The main scholarly contribution of this study lies in its integrative reading of Khomeini’s political thought through the combined lenses of illuminative ontology, Shiʿi gnosis, and Islamic political philosophy. Unlike previous studies that tend to emphasize revolutionary politics, constitutional structure, ideological formulation, or biographical mysticism in isolation, this study demonstrates the conceptual mechanism through which metaphysics is translated into political legitimacy and then into a model of the ideal society. In doing so, the research contributes to the study of modern Islamic political theory by showing that metaphysics is not merely a theological background, but an active source of legitimacy, social order, and state formation. The study also contributes a comparative framework that places Khomeini in dialogue with Suhrawardi, Mullā Ṣadrā, Plato, and al-Fārābī, thereby enriching the understanding of leadership as the mediation of a higher order of reality across different philosophical traditions.
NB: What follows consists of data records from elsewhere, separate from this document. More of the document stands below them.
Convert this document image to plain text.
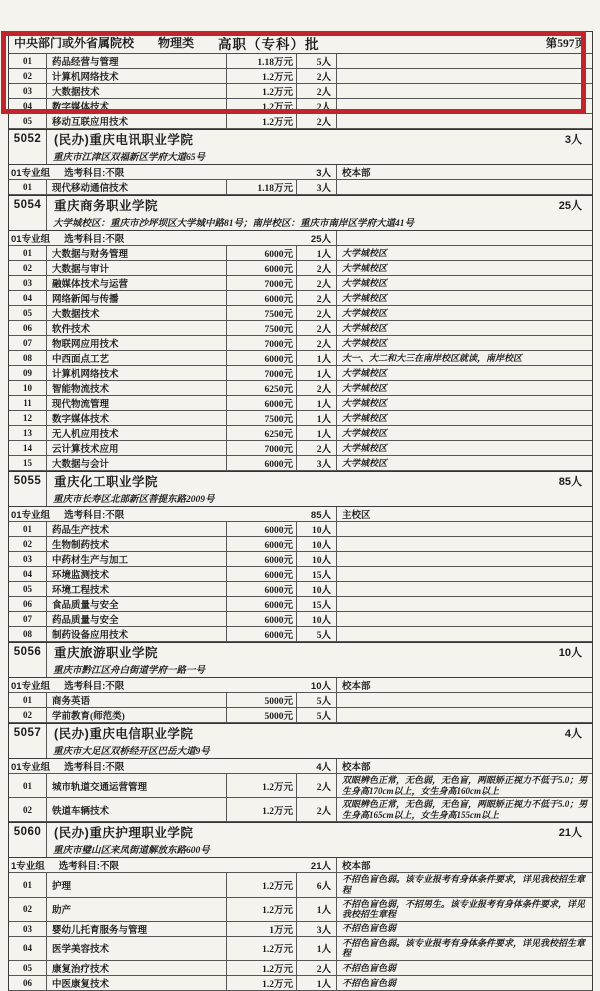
中央部门或外省属院校 物理类 高职（专科）批	第597页
01	药品经营与管理	1.18万元	5人
02	计算机网络技术	1.2万元	2人
03	大数据技术	1.2万元	2人
04	数字媒体技术	1.2万元	2人
05	移动互联应用技术	1.2万元	2人
5052	(民办)重庆电讯职业学院	3人
重庆市江津区双福新区学府大道65号
01专业组 选考科目:不限	3人	校本部
01	现代移动通信技术	1.18万元	3人
5054	重庆商务职业学院	25人
大学城校区：重庆市沙坪坝区大学城中路81号；南岸校区：重庆市南岸区学府大道41号
01专业组 选考科目:不限	25人
01	大数据与财务管理	6000元	1人	大学城校区
02	大数据与审计	6000元	2人	大学城校区
03	融媒体技术与运营	7000元	2人	大学城校区
04	网络新闻与传播	6000元	2人	大学城校区
05	大数据技术	7500元	2人	大学城校区
06	软件技术	7500元	2人	大学城校区
07	物联网应用技术	7000元	2人	大学城校区
08	中西面点工艺	6000元	1人	大一、大二和大三在南岸校区就读，南岸校区
09	计算机网络技术	7000元	1人	大学城校区
10	智能物流技术	6250元	2人	大学城校区
11	现代物流管理	6000元	1人	大学城校区
12	数字媒体技术	7500元	1人	大学城校区
13	无人机应用技术	6250元	1人	大学城校区
14	云计算技术应用	7000元	2人	大学城校区
15	大数据与会计	6000元	3人	大学城校区
5055	重庆化工职业学院	85人
重庆市长寿区北部新区菩提东路2009号
01专业组 选考科目:不限	85人	主校区
01	药品生产技术	6000元	10人
02	生物制药技术	6000元	10人
03	中药材生产与加工	6000元	10人
04	环境监测技术	6000元	15人
05	环境工程技术	6000元	10人
06	食品质量与安全	6000元	15人
07	药品质量与安全	6000元	10人
08	制药设备应用技术	6000元	5人
5056	重庆旅游职业学院	10人
重庆市黔江区舟白街道学府一路一号
01专业组 选考科目:不限	10人	校本部
01	商务英语	5000元	5人
02	学前教育(师范类)	5000元	5人
5057	(民办)重庆电信职业学院	4人
重庆市大足区双桥经开区巴岳大道9号
01专业组 选考科目:不限	4人	校本部
01	城市轨道交通运营管理	1.2万元	2人
双眼辨色正常，无色弱，无色盲，两眼矫正视力不低于5.0；男生身高170cm以上，女生身高160cm以上
02	铁道车辆技术	1.2万元	2人
双眼辨色正常，无色弱，无色盲，两眼矫正视力不低于5.0；男生身高165cm以上，女生身高155cm以上
5060	(民办)重庆护理职业学院	21人
重庆市璧山区来凤街道解放东路600号
1专业组 选考科目:不限	21人	校本部
01	护理	1.2万元	6人
不招色盲色弱。该专业报考有身体条件要求，详见我校招生章程
02	助产	1.2万元	1人
不招色盲色弱，不招男生。该专业报考有身体条件要求，详见我校招生章程
03	婴幼儿托育服务与管理	1万元	3人	不招色盲色弱
04	医学美容技术	1.2万元	1人
不招色盲色弱。该专业报考有身体条件要求，详见我校招生章程
05	康复治疗技术	1.2万元	2人	不招色盲色弱
06	中医康复技术	1.2万元	1人	不招色盲色弱
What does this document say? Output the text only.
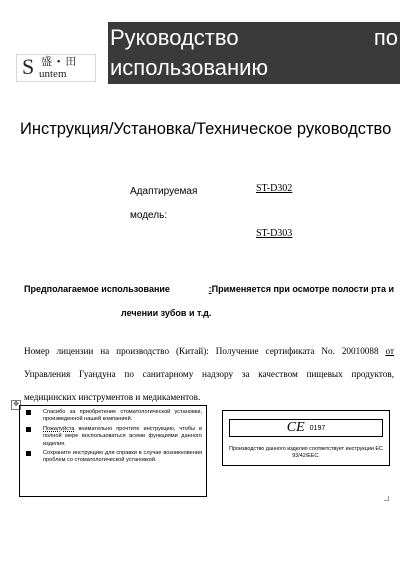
S 盛 • 田
untem
Руководство	по
использованию
Инструкция/Установка/Техническое руководство
Адаптируемая
модель:
ST-D302
ST-D303
Предполагаемое использование	:Применяется при осмотре полости рта и
лечении зубов и т.д.
Номер лицензии на производство (Китай): Получение сертификата No. 20010088 от Управления Гуандуна по санитарному надзору за качеством пищевых продуктов, медицинских инструментов и медикаментов.
✥
Спасибо за приобретение стоматологической установки, произведенной нашей компанией.
Пожалуйста внимательно прочтите инструкцию, чтобы в полной мере воспользоваться всеми функциями данного изделия.
Сохраните инструкцию для справки в случае возникновения проблем со стоматологической установкой.
CE 0197
Производство данного изделия соответствует инструкции ЕС 93/42/EEC.
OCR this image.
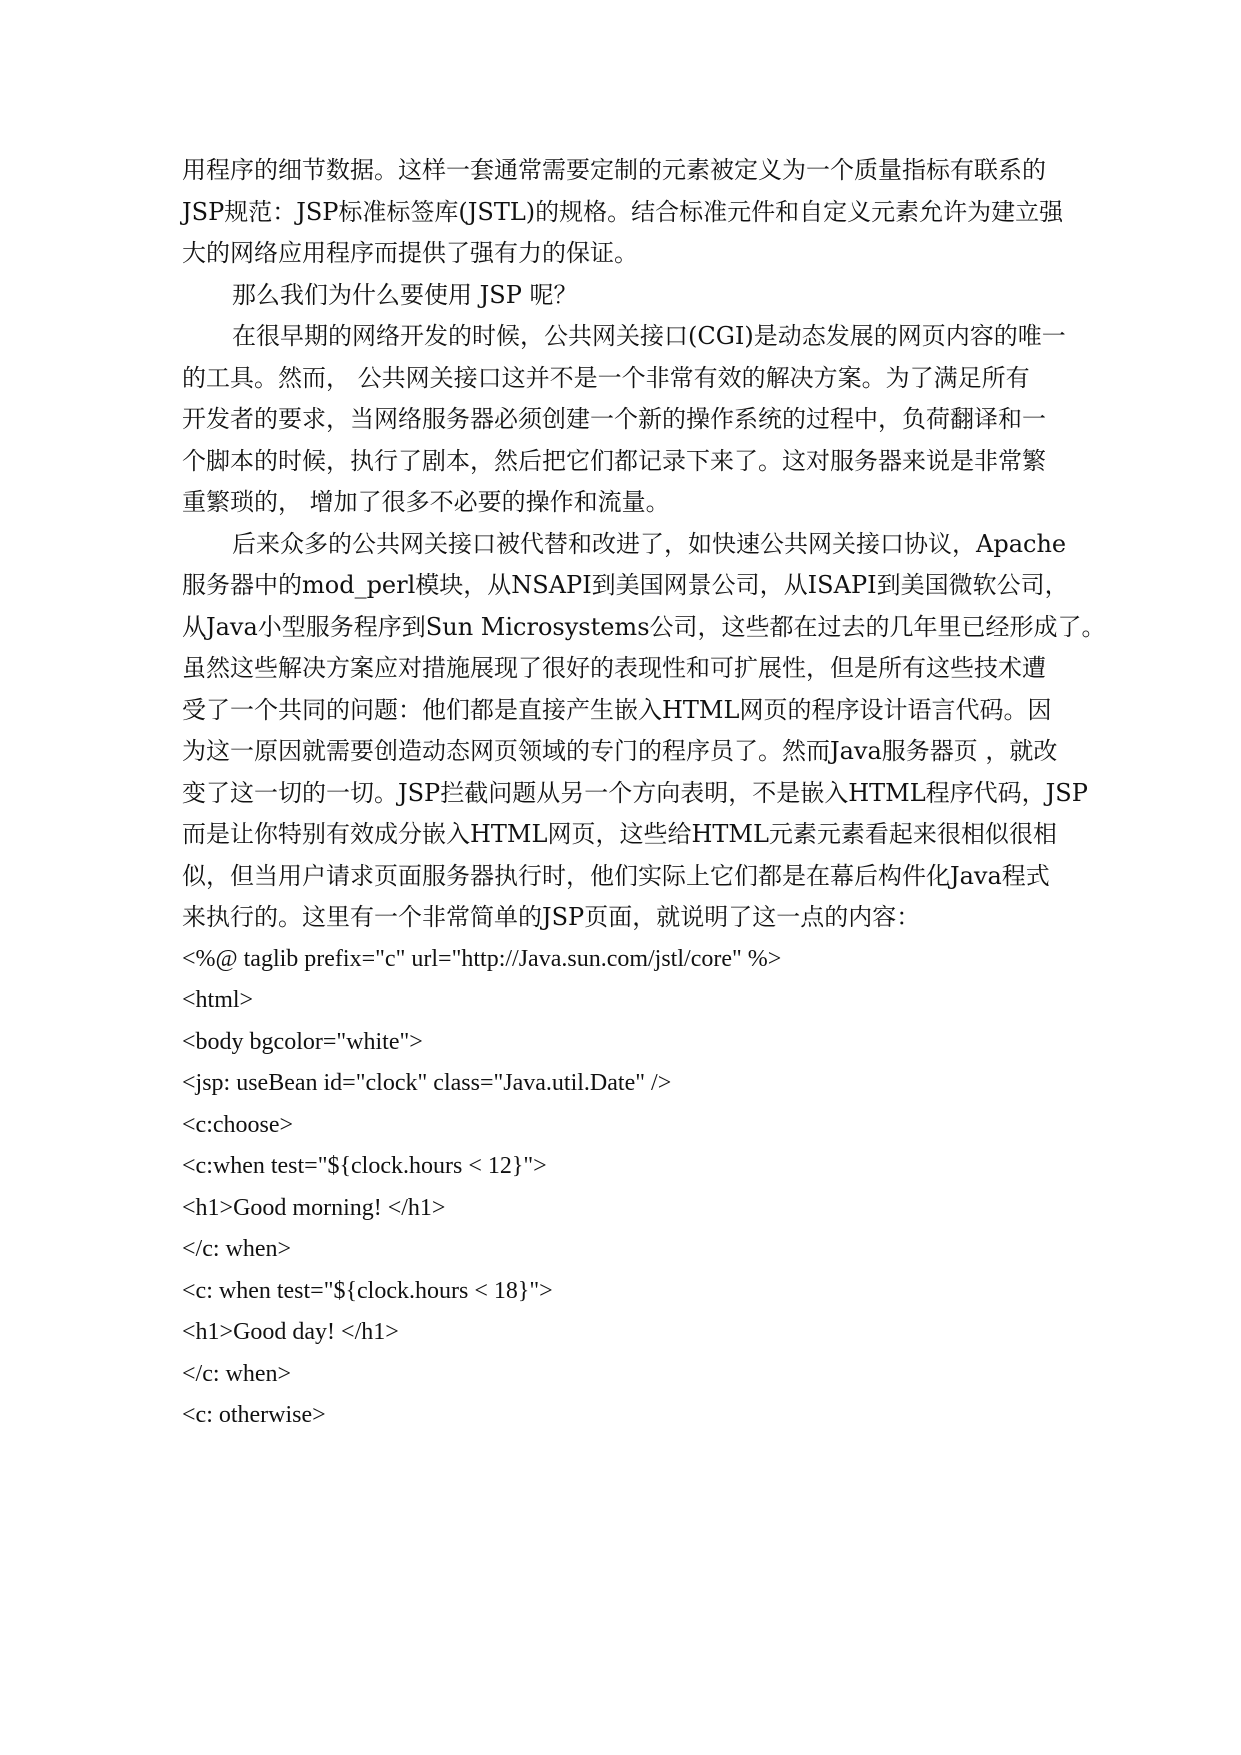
用程序的细节数据。这样一套通常需要定制的元素被定义为一个质量指标有联系的
JSP规范：JSP标准标签库(JSTL)的规格。结合标准元件和自定义元素允许为建立强
大的网络应用程序而提供了强有力的保证。
那么我们为什么要使用 JSP 呢？
在很早期的网络开发的时候，公共网关接口(CGI)是动态发展的网页内容的唯一
的工具。然而， 公共网关接口这并不是一个非常有效的解决方案。为了满足所有
开发者的要求，当网络服务器必须创建一个新的操作系统的过程中，负荷翻译和一
个脚本的时候，执行了剧本，然后把它们都记录下来了。这对服务器来说是非常繁
重繁琐的， 增加了很多不必要的操作和流量。
后来众多的公共网关接口被代替和改进了，如快速公共网关接口协议，Apache
服务器中的mod_perl模块，从NSAPI到美国网景公司，从ISAPI到美国微软公司，
从Java小型服务程序到Sun Microsystems公司，这些都在过去的几年里已经形成了。
虽然这些解决方案应对措施展现了很好的表现性和可扩展性，但是所有这些技术遭
受了一个共同的问题：他们都是直接产生嵌入HTML网页的程序设计语言代码。因
为这一原因就需要创造动态网页领域的专门的程序员了。然而Java服务器页 ，就改
变了这一切的一切。JSP拦截问题从另一个方向表明，不是嵌入HTML程序代码，JSP
而是让你特别有效成分嵌入HTML网页，这些给HTML元素元素看起来很相似很相
似，但当用户请求页面服务器执行时，他们实际上它们都是在幕后构件化Java程式
来执行的。这里有一个非常简单的JSP页面，就说明了这一点的内容：
<%@ taglib prefix="c" url="http://Java.sun.com/jstl/core" %>
<html>
<body bgcolor="white">
<jsp: useBean id="clock" class="Java.util.Date" />
<c:choose>
<c:when test="${clock.hours < 12}">
<h1>Good morning! </h1>
</c: when>
<c: when test="${clock.hours < 18}">
<h1>Good day! </h1>
</c: when>
<c: otherwise>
At the same time, this study has several limitations. Because it is based on qualitative library research and hermeneutic-conceptual analysis, it remains confined to the level of texts, concepts, and intellectual structures. It does not examine empirically how the ontological-illuminative paradigm of Wilāyat al-Faqīh has been implemented, negotiated, or contested in the socio-political practices of the Islamic Republic of Iran. In addition, the study focuses primarily on Khomeini and the major philosophical traditions that shaped his thought, without extending its comparison to broader Sunni political theology, contemporary post-Khomeini reinterpretations, or empirical debates on governance and pluralism in present-day Iran. Future research should therefore develop more historically grounded and empirically oriented studies on the institutional, social, and political effects of this metaphysical paradigm, while also expanding comparative analysis across Islamic traditions and modern theopolitical models.